Car s’il faut le retrouver, c’est ici que nous avons le fameux « fait humain » de Lourdes. On habite Lourdes, vraiment, comme on habite Castelnaudary ou Perpignan. Les hommes, avec leurs soucis quotidiens, sont admirablement défendus contre le mystère.

Et puis, la question se posait que ma curiosité me demandait de résoudre :

– Pourquoi Lourdes ?

À quoi une deuxième question s’ajoutait, en écho fidèle :

– Pourquoi Bernadette ?

Il n’y a pas de réponse, bien sûr. Toute réponse risquerait d’être téméraire, serait le fait du poète, du littérateur, du touriste ou de l’agent de publicité. Pourquoi Lourdes, pourquoi Bernadette ; nous n’en savons rien. Dieu et la Vierge ont choisi le lieu et l’âme qui leur ont plu. Et c’est ici, d’ailleurs, que le mystère commence.

Lourdes, Bernadette, c’est l’arbitraire de Dieu.

Mais voici déjà la troisième question :

Nous savons qu’il existe bien d’autres hauts-lieux en chrétienté. Pourquoi, dès lors, ce magnétisme de Lourdes – qui s’exerce autant sur les cœurs solitaires que sur le gros cœur des foules ? Comment Dieu et la Vierge ont-ils fait (selon le mot même d’un célèbre historiographe de Lourdes) pour y battre leur propre record – et de si loin ?

Ici, une réponse entre beaucoup d’autres, peut-être : parce que Lourdes est le lieu d’élection du Miracle.

C’est un fait : les hommes que Dieu a créés aspirent au témoignage des sens, au témoignage des yeux. Quand ils n’ont pas vu, ils ne croient pas. Dieu et la Vierge le savaient bien !

« Ils » le savaient si bien qu’Ils ont déployé à Lourdes, ce lieu élu, toute la séduction des miracles : apparition de la Vierge, « procès » retentissant (au sens canonique du mot) sur l’authenticité de l’apparition. Découverte par Bernadette, sur l’ordre de la Vierge, d’une source abondante au fond du rocher sec de Massabielle, etc.

Puis, comme ce « phénomène » du milieu du 19e siècle ne suffisait pas (l’actualité surnaturelle étant aux yeux des hommes presque aussi éphémère que l’autre), il s’est passé à Lourdes depuis près de 100 ans une suite d’évènements uniques, lesquels nous ont tenus en haleine : la perpétuation quasi annuelle du miracle sous son aspect le plus visible, matériel, évident.

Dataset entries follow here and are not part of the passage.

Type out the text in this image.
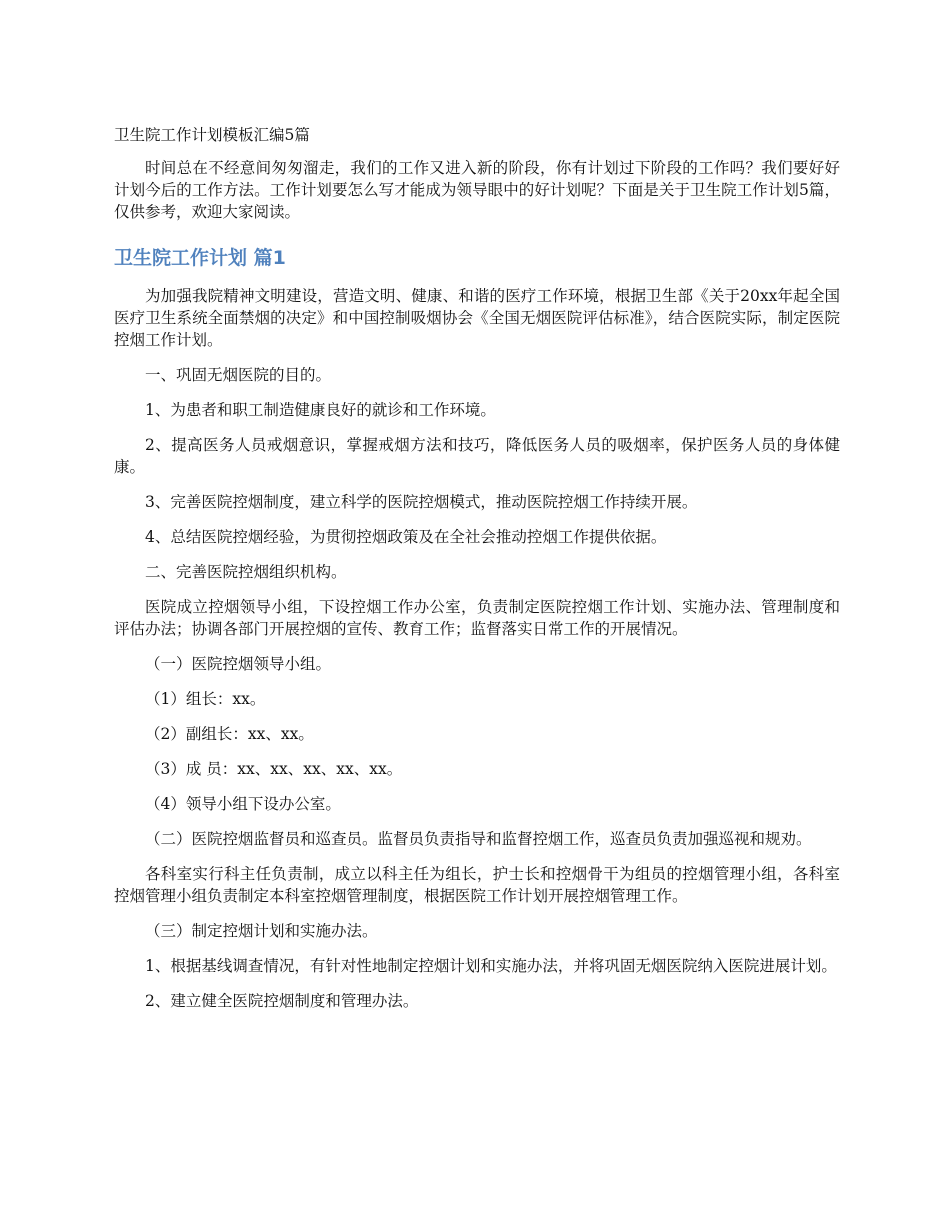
卫生院工作计划模板汇编5篇

时间总在不经意间匆匆溜走，我们的工作又进入新的阶段，你有计划过下阶段的工作吗？我们要好好计划今后的工作方法。工作计划要怎么写才能成为领导眼中的好计划呢？下面是关于卫生院工作计划5篇，仅供参考，欢迎大家阅读。

卫生院工作计划 篇1

为加强我院精神文明建设，营造文明、健康、和谐的医疗工作环境，根据卫生部《关于20xx年起全国医疗卫生系统全面禁烟的决定》和中国控制吸烟协会《全国无烟医院评估标准》，结合医院实际，制定医院控烟工作计划。

一、巩固无烟医院的目的。

1、为患者和职工制造健康良好的就诊和工作环境。

2、提高医务人员戒烟意识，掌握戒烟方法和技巧，降低医务人员的吸烟率，保护医务人员的身体健康。

3、完善医院控烟制度，建立科学的医院控烟模式，推动医院控烟工作持续开展。

4、总结医院控烟经验，为贯彻控烟政策及在全社会推动控烟工作提供依据。

二、完善医院控烟组织机构。

医院成立控烟领导小组，下设控烟工作办公室，负责制定医院控烟工作计划、实施办法、管理制度和评估办法；协调各部门开展控烟的宣传、教育工作；监督落实日常工作的开展情况。

（一）医院控烟领导小组。

（1）组长：xx。

（2）副组长：xx、xx。

（3）成 员：xx、xx、xx、xx、xx。

（4）领导小组下设办公室。

（二）医院控烟监督员和巡查员。监督员负责指导和监督控烟工作，巡查员负责加强巡视和规劝。

各科室实行科主任负责制，成立以科主任为组长，护士长和控烟骨干为组员的控烟管理小组，各科室控烟管理小组负责制定本科室控烟管理制度，根据医院工作计划开展控烟管理工作。

（三）制定控烟计划和实施办法。

1、根据基线调查情况，有针对性地制定控烟计划和实施办法，并将巩固无烟医院纳入医院进展计划。

2、建立健全医院控烟制度和管理办法。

Mais sans doute les « miracles annuels » ne suffisent-ils pas à tout expliquer. La meilleure preuve en est que j’ai senti, vu, touché la présence de la Vierge, devant sa pauvre statue, avec autant de certitude que si elle m’avait fait la grâce de m’apparaître. Et je ne suis pas précisément un exalté, je l’ai dit.

Il reste que la part la plus élémentaire de nous-mêmes est attirée là par le fait du miracle...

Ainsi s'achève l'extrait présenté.